Moroccan Beef Brisket with Lemon

Prep Time40 minutes
Cook Time3 hours 20 minutes
Marinate Night before if possible.1 day
Total Time4 hours
Course: Entree, Main Course, meat
Cuisine: Jewish, Moroccan
Servings: 12

Ingredients

What you will need the first day.

  • 5-6 pound beef brisket
  • 2 Tbs Hungarian sweet paprika
  • 1 Tbs ground ginger
  • 2 tsp salt
  • 2 tsp turmeric
  • 1 tsp ground coriander
  • 1 tsp ground black pepper
  • 1/2 tsp ground cumin
  • 1/4 cup olive oil

What you will need the second day.

  • 1 Tbs olive oil
  • 2 medium onions thinly sliced
  • 6 cups chicken stock
  • 10-12 large carrots
  • 1 bunch cilantro
  • 1 handful fresh mint leaves or 2 tsp dried mint
  • 1/3 cup lemon juice freshly squeezed
  • 1 large lemon cut in 8 wedges
  • 17.6 ounce pkg couscous
  • 1 Tbs butter
  • 1/2 tsp salt

Instructions

  • Combine paprika, ginger, salt, turmeric, coriander, pepper, cumin and 1/4 cup olive oil in small bowl.  Rub spice mixture into brisket.

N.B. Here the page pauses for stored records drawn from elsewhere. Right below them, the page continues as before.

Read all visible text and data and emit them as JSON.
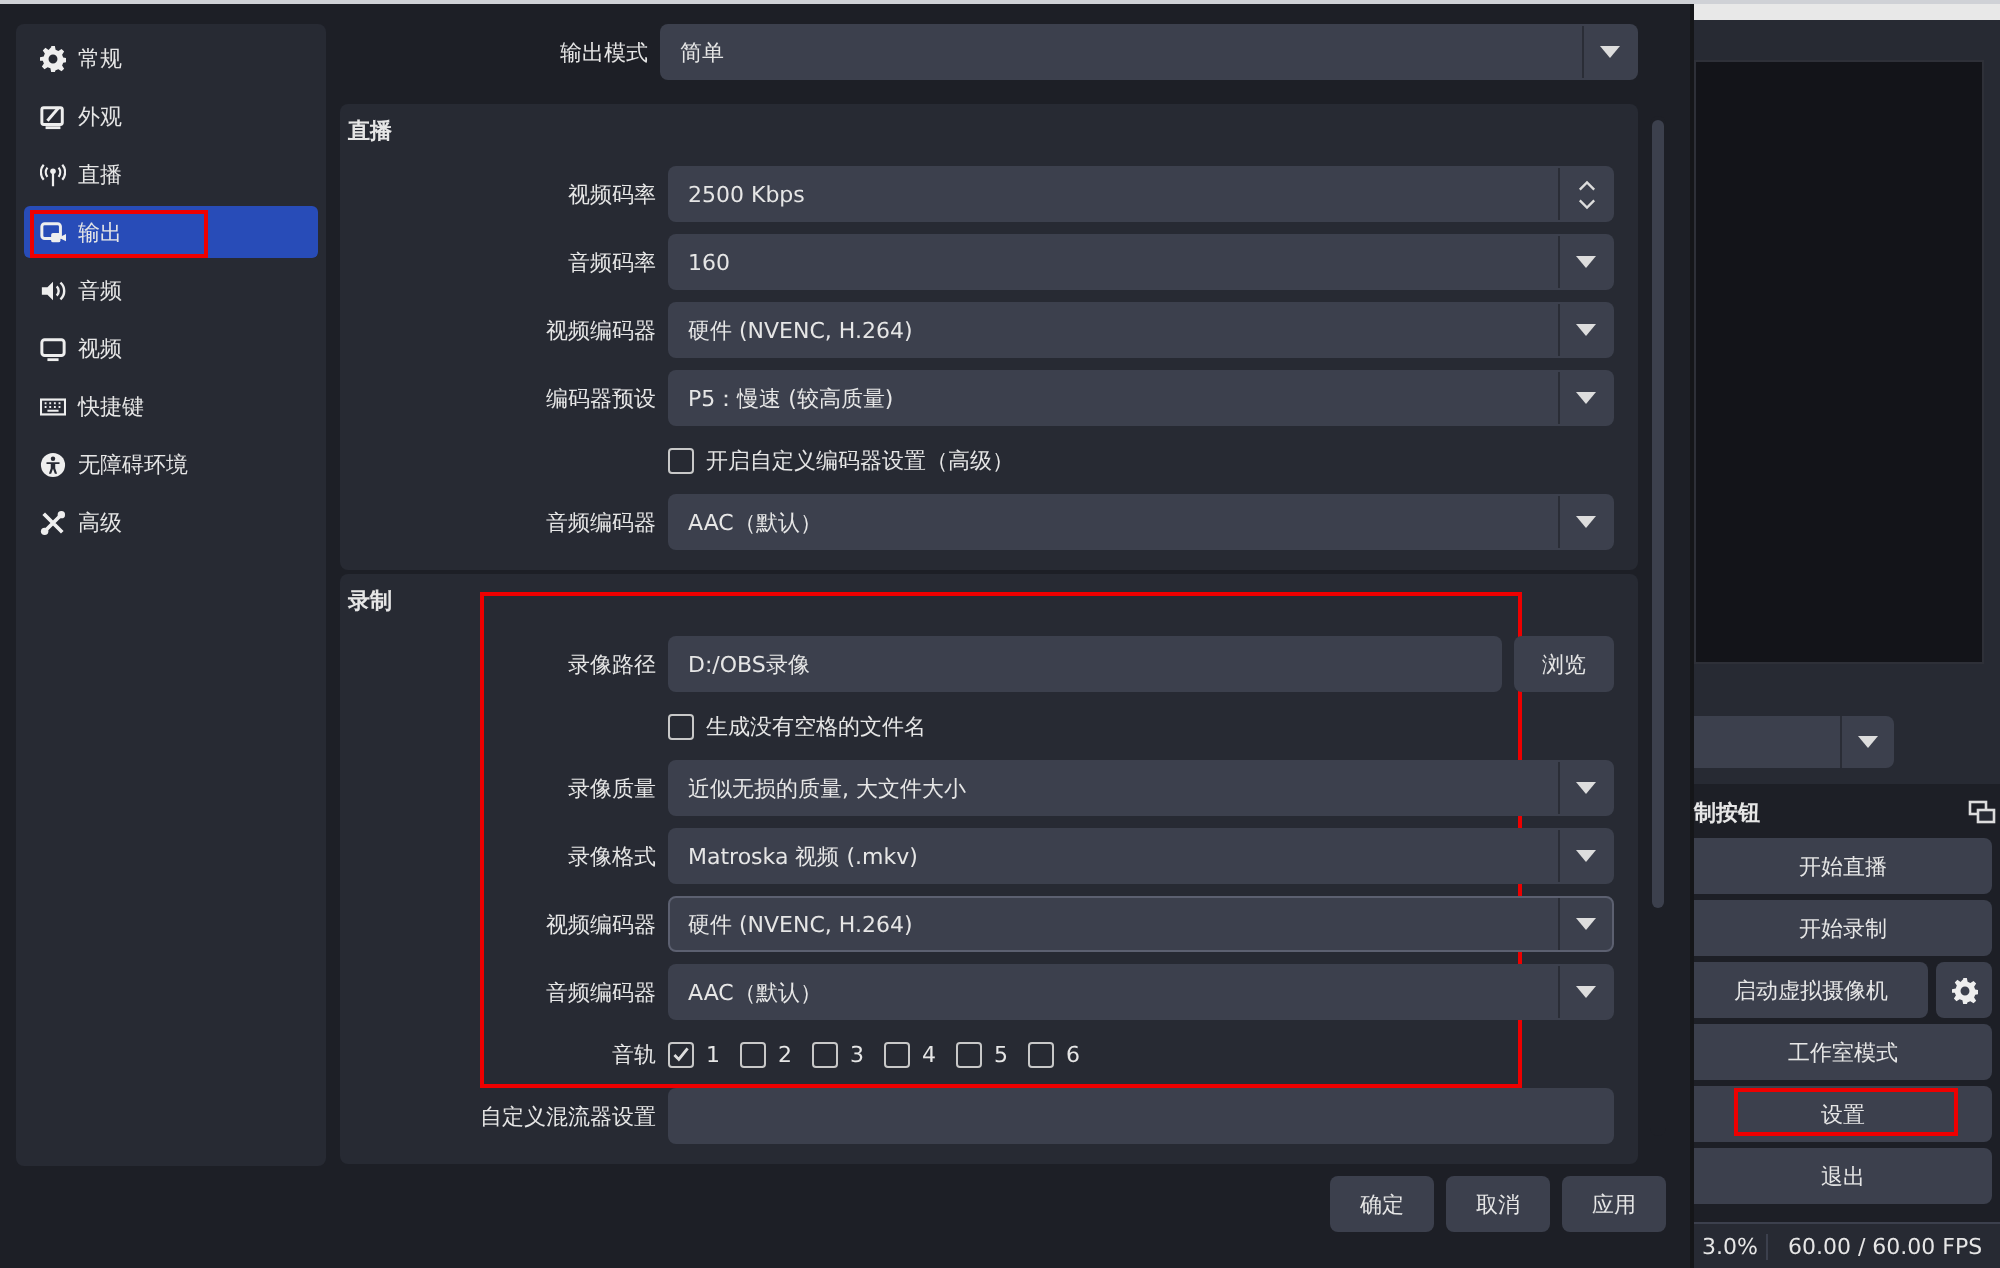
{
  "sidebar": {
    "items": [
      {
        "label": "常规",
        "selected": false,
        "highlighted": false
      },
      {
        "label": "外观",
        "selected": false,
        "highlighted": false
      },
      {
        "label": "直播",
        "selected": false,
        "highlighted": false
      },
      {
        "label": "输出",
        "selected": true,
        "highlighted": true
      },
      {
        "label": "音频",
        "selected": false,
        "highlighted": false
      },
      {
        "label": "视频",
        "selected": false,
        "highlighted": false
      },
      {
        "label": "快捷键",
        "selected": false,
        "highlighted": false
      },
      {
        "label": "无障碍环境",
        "selected": false,
        "highlighted": false
      },
      {
        "label": "高级",
        "selected": false,
        "highlighted": false
      }
    ]
  },
  "output_mode": {
    "label": "输出模式",
    "value": "简单"
  },
  "sections": [
    {
      "title": "直播",
      "groups": [
        {
          "highlighted": false,
          "rows": [
            {
              "kind": "spin",
              "label": "视频码率",
              "value": "2500 Kbps"
            },
            {
              "kind": "select",
              "label": "音频码率",
              "value": "160"
            },
            {
              "kind": "select",
              "label": "视频编码器",
              "value": "硬件 (NVENC, H.264)"
            },
            {
              "kind": "select",
              "label": "编码器预设",
              "value": "P5：慢速 (较高质量)"
            },
            {
              "kind": "checkbox",
              "text": "开启自定义编码器设置（高级）",
              "checked": false
            },
            {
              "kind": "select",
              "label": "音频编码器",
              "value": "AAC（默认）"
            }
          ]
        }
      ]
    },
    {
      "title": "录制",
      "groups": [
        {
          "highlighted": true,
          "rows": [
            {
              "kind": "path",
              "label": "录像路径",
              "value": "D:/OBS录像",
              "button": "浏览"
            },
            {
              "kind": "checkbox",
              "text": "生成没有空格的文件名",
              "checked": false
            },
            {
              "kind": "select",
              "label": "录像质量",
              "value": "近似无损的质量, 大文件大小"
            },
            {
              "kind": "select",
              "label": "录像格式",
              "value": "Matroska 视频 (.mkv)"
            },
            {
              "kind": "select",
              "label": "视频编码器",
              "value": "硬件 (NVENC, H.264)",
              "focused": true
            },
            {
              "kind": "select",
              "label": "音频编码器",
              "value": "AAC（默认）"
            },
            {
              "kind": "tracks",
              "label": "音轨",
              "tracks": [
                {
                  "label": "1",
                  "checked": true
                },
                {
                  "label": "2",
                  "checked": false
                },
                {
                  "label": "3",
                  "checked": false
                },
                {
                  "label": "4",
                  "checked": false
                },
                {
                  "label": "5",
                  "checked": false
                },
                {
                  "label": "6",
                  "checked": false
                }
              ]
            }
          ]
        },
        {
          "highlighted": false,
          "rows": [
            {
              "kind": "text",
              "label": "自定义混流器设置"
            }
          ]
        }
      ]
    }
  ],
  "dialog_buttons": [
    "确定",
    "取消",
    "应用"
  ],
  "controls": {
    "title": "制按钮",
    "buttons": [
      {
        "label": "开始直播",
        "highlighted": false,
        "gear": false
      },
      {
        "label": "开始录制",
        "highlighted": false,
        "gear": false
      },
      {
        "label": "启动虚拟摄像机",
        "highlighted": false,
        "gear": true
      },
      {
        "label": "工作室模式",
        "highlighted": false,
        "gear": false
      },
      {
        "label": "设置",
        "highlighted": true,
        "gear": false
      },
      {
        "label": "退出",
        "highlighted": false,
        "gear": false
      }
    ]
  },
  "status_bar": {
    "cpu": "3.0%",
    "fps": "60.00 / 60.00 FPS"
  }
}
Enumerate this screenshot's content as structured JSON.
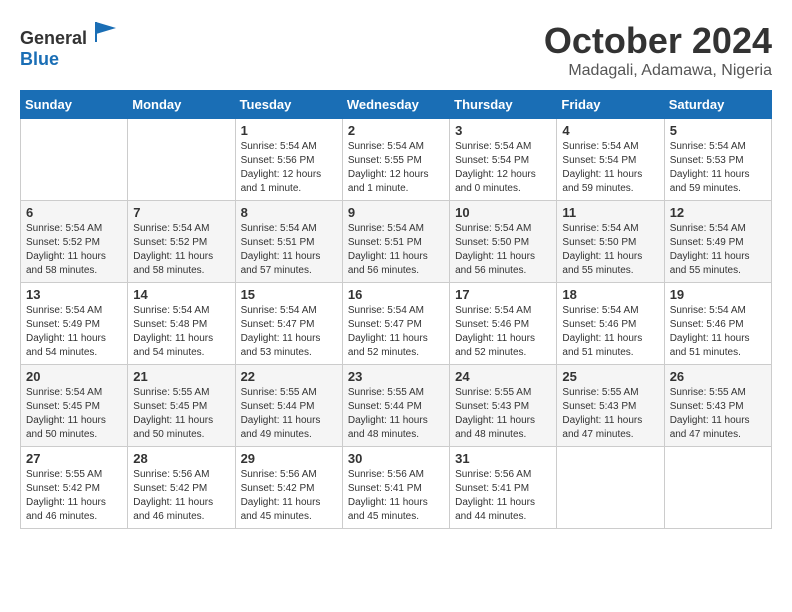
{
  "logo": {
    "general": "General",
    "blue": "Blue"
  },
  "title": "October 2024",
  "location": "Madagali, Adamawa, Nigeria",
  "days_header": [
    "Sunday",
    "Monday",
    "Tuesday",
    "Wednesday",
    "Thursday",
    "Friday",
    "Saturday"
  ],
  "weeks": [
    [
      {
        "day": "",
        "sunrise": "",
        "sunset": "",
        "daylight": ""
      },
      {
        "day": "",
        "sunrise": "",
        "sunset": "",
        "daylight": ""
      },
      {
        "day": "1",
        "sunrise": "Sunrise: 5:54 AM",
        "sunset": "Sunset: 5:56 PM",
        "daylight": "Daylight: 12 hours and 1 minute."
      },
      {
        "day": "2",
        "sunrise": "Sunrise: 5:54 AM",
        "sunset": "Sunset: 5:55 PM",
        "daylight": "Daylight: 12 hours and 1 minute."
      },
      {
        "day": "3",
        "sunrise": "Sunrise: 5:54 AM",
        "sunset": "Sunset: 5:54 PM",
        "daylight": "Daylight: 12 hours and 0 minutes."
      },
      {
        "day": "4",
        "sunrise": "Sunrise: 5:54 AM",
        "sunset": "Sunset: 5:54 PM",
        "daylight": "Daylight: 11 hours and 59 minutes."
      },
      {
        "day": "5",
        "sunrise": "Sunrise: 5:54 AM",
        "sunset": "Sunset: 5:53 PM",
        "daylight": "Daylight: 11 hours and 59 minutes."
      }
    ],
    [
      {
        "day": "6",
        "sunrise": "Sunrise: 5:54 AM",
        "sunset": "Sunset: 5:52 PM",
        "daylight": "Daylight: 11 hours and 58 minutes."
      },
      {
        "day": "7",
        "sunrise": "Sunrise: 5:54 AM",
        "sunset": "Sunset: 5:52 PM",
        "daylight": "Daylight: 11 hours and 58 minutes."
      },
      {
        "day": "8",
        "sunrise": "Sunrise: 5:54 AM",
        "sunset": "Sunset: 5:51 PM",
        "daylight": "Daylight: 11 hours and 57 minutes."
      },
      {
        "day": "9",
        "sunrise": "Sunrise: 5:54 AM",
        "sunset": "Sunset: 5:51 PM",
        "daylight": "Daylight: 11 hours and 56 minutes."
      },
      {
        "day": "10",
        "sunrise": "Sunrise: 5:54 AM",
        "sunset": "Sunset: 5:50 PM",
        "daylight": "Daylight: 11 hours and 56 minutes."
      },
      {
        "day": "11",
        "sunrise": "Sunrise: 5:54 AM",
        "sunset": "Sunset: 5:50 PM",
        "daylight": "Daylight: 11 hours and 55 minutes."
      },
      {
        "day": "12",
        "sunrise": "Sunrise: 5:54 AM",
        "sunset": "Sunset: 5:49 PM",
        "daylight": "Daylight: 11 hours and 55 minutes."
      }
    ],
    [
      {
        "day": "13",
        "sunrise": "Sunrise: 5:54 AM",
        "sunset": "Sunset: 5:49 PM",
        "daylight": "Daylight: 11 hours and 54 minutes."
      },
      {
        "day": "14",
        "sunrise": "Sunrise: 5:54 AM",
        "sunset": "Sunset: 5:48 PM",
        "daylight": "Daylight: 11 hours and 54 minutes."
      },
      {
        "day": "15",
        "sunrise": "Sunrise: 5:54 AM",
        "sunset": "Sunset: 5:47 PM",
        "daylight": "Daylight: 11 hours and 53 minutes."
      },
      {
        "day": "16",
        "sunrise": "Sunrise: 5:54 AM",
        "sunset": "Sunset: 5:47 PM",
        "daylight": "Daylight: 11 hours and 52 minutes."
      },
      {
        "day": "17",
        "sunrise": "Sunrise: 5:54 AM",
        "sunset": "Sunset: 5:46 PM",
        "daylight": "Daylight: 11 hours and 52 minutes."
      },
      {
        "day": "18",
        "sunrise": "Sunrise: 5:54 AM",
        "sunset": "Sunset: 5:46 PM",
        "daylight": "Daylight: 11 hours and 51 minutes."
      },
      {
        "day": "19",
        "sunrise": "Sunrise: 5:54 AM",
        "sunset": "Sunset: 5:46 PM",
        "daylight": "Daylight: 11 hours and 51 minutes."
      }
    ],
    [
      {
        "day": "20",
        "sunrise": "Sunrise: 5:54 AM",
        "sunset": "Sunset: 5:45 PM",
        "daylight": "Daylight: 11 hours and 50 minutes."
      },
      {
        "day": "21",
        "sunrise": "Sunrise: 5:55 AM",
        "sunset": "Sunset: 5:45 PM",
        "daylight": "Daylight: 11 hours and 50 minutes."
      },
      {
        "day": "22",
        "sunrise": "Sunrise: 5:55 AM",
        "sunset": "Sunset: 5:44 PM",
        "daylight": "Daylight: 11 hours and 49 minutes."
      },
      {
        "day": "23",
        "sunrise": "Sunrise: 5:55 AM",
        "sunset": "Sunset: 5:44 PM",
        "daylight": "Daylight: 11 hours and 48 minutes."
      },
      {
        "day": "24",
        "sunrise": "Sunrise: 5:55 AM",
        "sunset": "Sunset: 5:43 PM",
        "daylight": "Daylight: 11 hours and 48 minutes."
      },
      {
        "day": "25",
        "sunrise": "Sunrise: 5:55 AM",
        "sunset": "Sunset: 5:43 PM",
        "daylight": "Daylight: 11 hours and 47 minutes."
      },
      {
        "day": "26",
        "sunrise": "Sunrise: 5:55 AM",
        "sunset": "Sunset: 5:43 PM",
        "daylight": "Daylight: 11 hours and 47 minutes."
      }
    ],
    [
      {
        "day": "27",
        "sunrise": "Sunrise: 5:55 AM",
        "sunset": "Sunset: 5:42 PM",
        "daylight": "Daylight: 11 hours and 46 minutes."
      },
      {
        "day": "28",
        "sunrise": "Sunrise: 5:56 AM",
        "sunset": "Sunset: 5:42 PM",
        "daylight": "Daylight: 11 hours and 46 minutes."
      },
      {
        "day": "29",
        "sunrise": "Sunrise: 5:56 AM",
        "sunset": "Sunset: 5:42 PM",
        "daylight": "Daylight: 11 hours and 45 minutes."
      },
      {
        "day": "30",
        "sunrise": "Sunrise: 5:56 AM",
        "sunset": "Sunset: 5:41 PM",
        "daylight": "Daylight: 11 hours and 45 minutes."
      },
      {
        "day": "31",
        "sunrise": "Sunrise: 5:56 AM",
        "sunset": "Sunset: 5:41 PM",
        "daylight": "Daylight: 11 hours and 44 minutes."
      },
      {
        "day": "",
        "sunrise": "",
        "sunset": "",
        "daylight": ""
      },
      {
        "day": "",
        "sunrise": "",
        "sunset": "",
        "daylight": ""
      }
    ]
  ]
}
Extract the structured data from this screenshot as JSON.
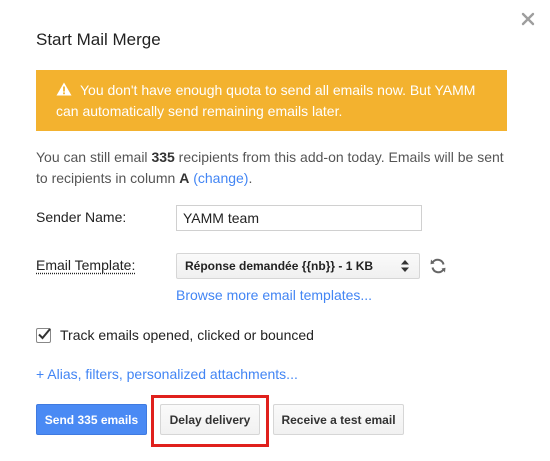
{
  "dialog": {
    "title": "Start Mail Merge",
    "close_icon": "close-icon"
  },
  "warning": {
    "icon": "warning-icon",
    "text": "You don't have enough quota to send all emails now. But YAMM can automatically send remaining emails later.",
    "color": "#f3b22f"
  },
  "info": {
    "prefix": "You can still email ",
    "count": "335",
    "middle": " recipients from this add-on today. Emails will be sent to recipients in column ",
    "column": "A",
    "change_link": "(change)",
    "suffix": "."
  },
  "sender": {
    "label": "Sender Name:",
    "value": "YAMM team"
  },
  "template": {
    "label": "Email Template:",
    "selected": "Réponse demandée {{nb}} - 1 KB",
    "refresh_icon": "refresh-icon",
    "browse_link": "Browse more email templates..."
  },
  "tracking": {
    "checked": true,
    "label": "Track emails opened, clicked or bounced"
  },
  "options_link": "+ Alias, filters, personalized attachments...",
  "buttons": {
    "send": "Send 335 emails",
    "delay": "Delay delivery",
    "test": "Receive a test email"
  },
  "colors": {
    "accent": "#4285f4",
    "primary_button": "#4a8af4",
    "highlight": "#e0201c"
  }
}
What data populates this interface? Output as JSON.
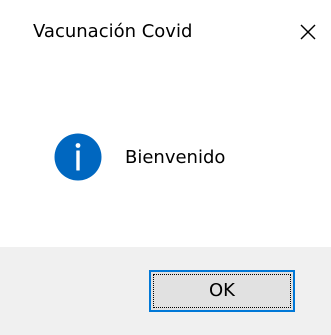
{
  "window": {
    "title": "Vacunación Covid",
    "close_glyph": "✕"
  },
  "content": {
    "icon": "info-icon",
    "message": "Bienvenido"
  },
  "footer": {
    "ok_label": "OK"
  },
  "colors": {
    "icon_fill": "#0067c0",
    "focus_border": "#0078d7",
    "footer_bg": "#f0f0f0",
    "button_bg": "#e1e1e1"
  }
}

Cover and chill overnight in roasting pan.
  • Thinly slice onions.  Peel and cut carrots in half and then quarter carrots lengthwise .
  • Preheat oven to 350°.  Heat an additional Tablespoon olive oil in Dutch oven or roasting pan.  Add brisket and brown well on cooktop, about 5 minutes per side.  Transfer brisket to a plate.  Add onions to the Dutch oven and cook until onions are translucent.  Add carrots, cover and cook another 5 minutes. Twist or cut off cilantro stems and add to pot along with mint, stock and then brisket.  Bring to a boil  Cover and bake brisket for 2 hours, occasionally pouring pan juices over brisket.
  • Cut lemon into 8 wedges. Add lemon juice, lemon wedges and remaining carrots to brisket.  Cover and bake 1 more hour.
  • Remove brisket and slice thinly across the grain.  Return to the pan to soak up the juices.  Add 1/2 of chopped cilantro leaves to liquid.  (This can be prepared 1 day ahead to this point.)
  • Return roasting pan to the oven for 10-20 minutes uncovered to warm all through.
  • Make couscous by following package directions: Heat 3 cups water with 1 Tbl butter, 1/2 tsp salt to boiling.  Add 3 cups couscous.  Stir, cover and remove from heat.  Let stand 5 minutes before serving. Fluff couscous with a fork.
  • Serve brisket slices and carrots on a plate over freshly made couscous. Garnish with remaining cilantro leaves.  Pass remaining pan juices and encourage guests to pour over their meal.